I’ve worked at my job full-time for 25 years. When I was hired, my employers explained among other things, the pay schedule—which changed over the years from monthly to bi-monthly, to every other week. They delivered faithfully. Never once did it cross my mind that if could be any other way.
In Matt. 5: 19-34 Jesus talks about God supplying what we need from food to clothing. He builds the argument with pictures: “Look at the birds of the air; they do not sow or reap or store away in barns, and yet your heavenly Father feeds them;” and, “If that is how God clothes the grass of the field, which is here today and tomorrow is thrown into the fire, will he not much more clothe you…?”
I naturally tend to worry about this or that. (Hate change to begin with.) As a result I have understood “Do not worry” to be just another commandment to be burdened with. In fact most sermons on the subject treat it as such—justifying Jesus’ discourse with his closing reasoning, “Therefore do not worry about tomorrow, for tomorrow will worry about itself. Each day has enough trouble of its own.” (Any good psychologist could have told me that).
But the thrust of Jesus’ argument is, “Seek first his kingdom and his righteousness, and all these things will be given to you as well.”

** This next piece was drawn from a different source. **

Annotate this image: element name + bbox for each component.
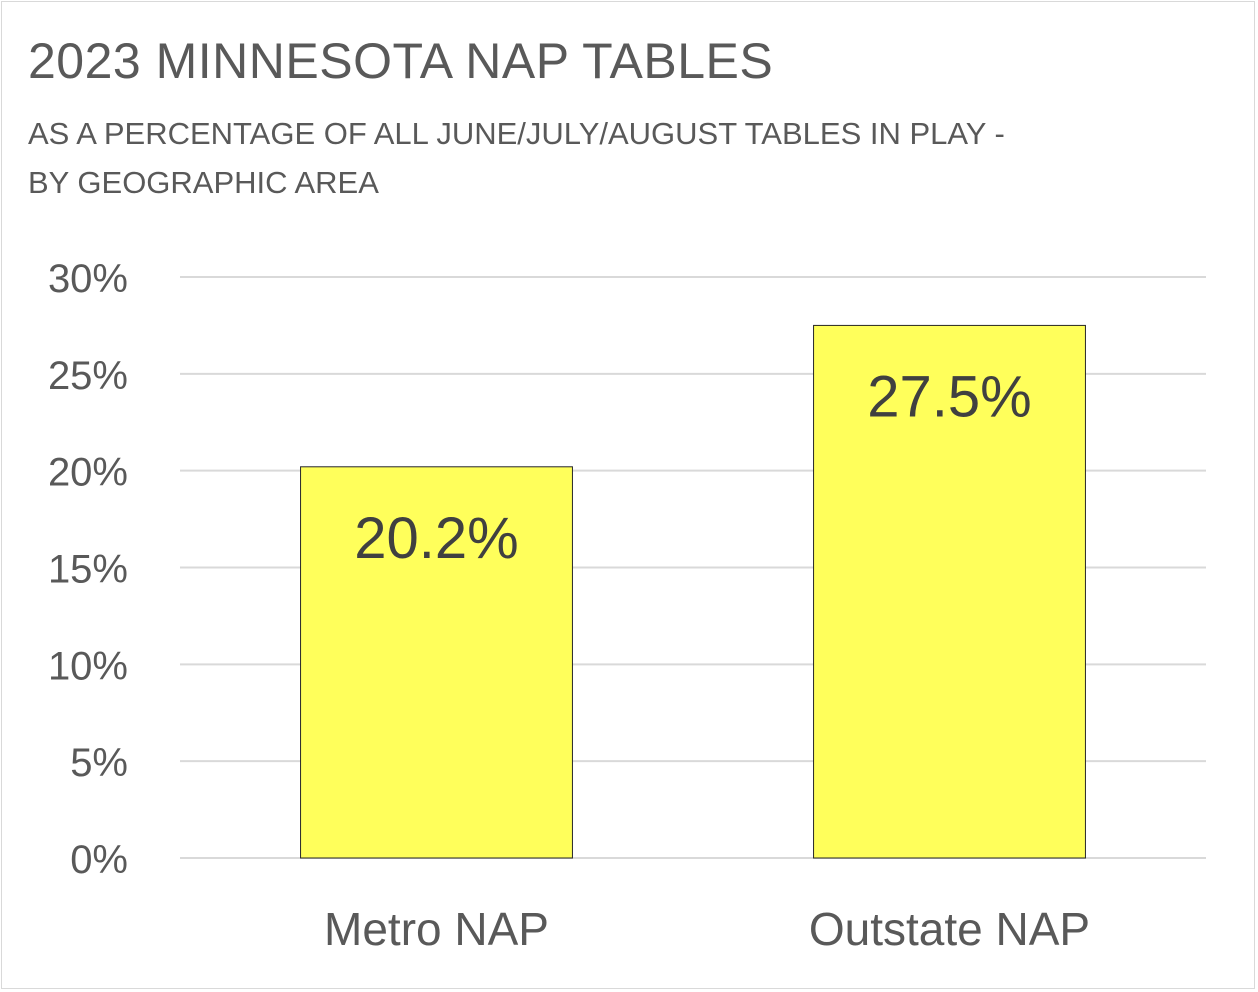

So like my paycheck, “Do not worry,” is about God’s faithful provision, and a conclusion—not a commandment.
And Jesus wasn’t talking about worry. He was talking about trust.
Peter uses the same tact in his first letter. Though it seems he is talking about marriage and employment behavior, he’s really talking about trust. Removing the apparent commandments to “do this,” or “be that” from the context in chapters 1-4 (the, “do not worry” phrases), it reads as an inspiring epistle of encouragement.
And his advice on servants, husbands and wives are applications of two thoughts: “When they hurled their insults at him, he did not retaliate; when he suffered, he made no threats. Instead, he entrusted himself to him who judges justly” (1 Peter 2: 23); and “Therefore, since Christ suffered in his body, arm yourselves also with the same attitude, because whoever suffers in the body is done with sin. As a result, they do not live the rest of their earthly lives for evil human desires, but rather for the will of God“ 1 Peter 4: 1,2).
Like seeking first the kingdom of God, we “entrust” ourselves to God. to make any judgments. Not our job.